Más de 3 millones de muertes podrían haberse evitado en el mundo cada año si se respetaran las normas sobre la contaminación del aire de la Organización Mundial de la Salud (OMS), sobre todo en China e India, según un estudio.

La contaminación es responsable de 3.2 millones de muertes al año, según estimaciones de la OMS, lo que supera las causadas por el sida y el paludismo en conjunto, revelaron los autores del estudio publicado por la revista Environmental Science and Technology.

Los investigadores se concentraron principalmente en las partículas en suspensión en el aire inferiores a 2.5 micras, las cuales pueden penetrar profundamente en los pulmones, aumentando el riesgo de enfermedades cardíacas y pulmonares, como enfisema y cáncer, así como los accidentes cerebrovasculares.

Estas partículas provienen de la combustión del carbón en las centrales eléctricas, el gas de escape de los autos y otras emisiones industriales. En los países de bajos ingresos, son producidas sobre todo por las cocinas a carbón o a madera para cocinar o calefacción.

La mayoría de la población vive con concentraciones superiores a 10 microgramos por litro de aire, el máximo deseable según la OMS. En algunas partes de India y China, incluso superan los 100 microgramos. “Hemos tratado de determinar cuánto deben reducir los diferentes lugares del mundo estas partículas para disminuir la mortalidad”, explicó Joshua Apte, uno de los investigadores de la Universidad de Texas.

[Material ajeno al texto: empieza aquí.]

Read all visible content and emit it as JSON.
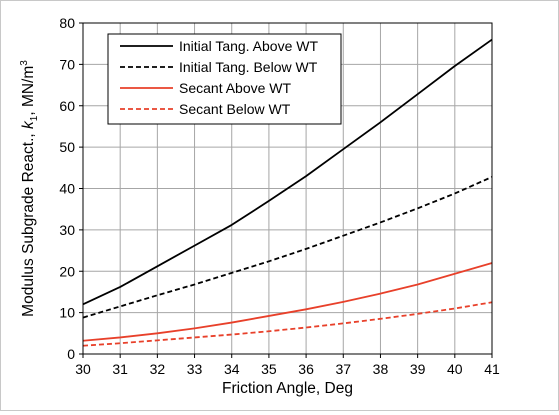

Para llegar a los 10 microgramos/litro serían necesarias medidas drásticas: para reducir el promedio de mortalidad debido a la contaminación, los países más contaminados deberían bajar un 68% la densidad de micropartículas respecto a los niveles de 2010. En las naciones menos contaminadas, como Estados Unidos, una reducción de un 25% de la concentración de micropartículas salvaría 500 mil vidas al año.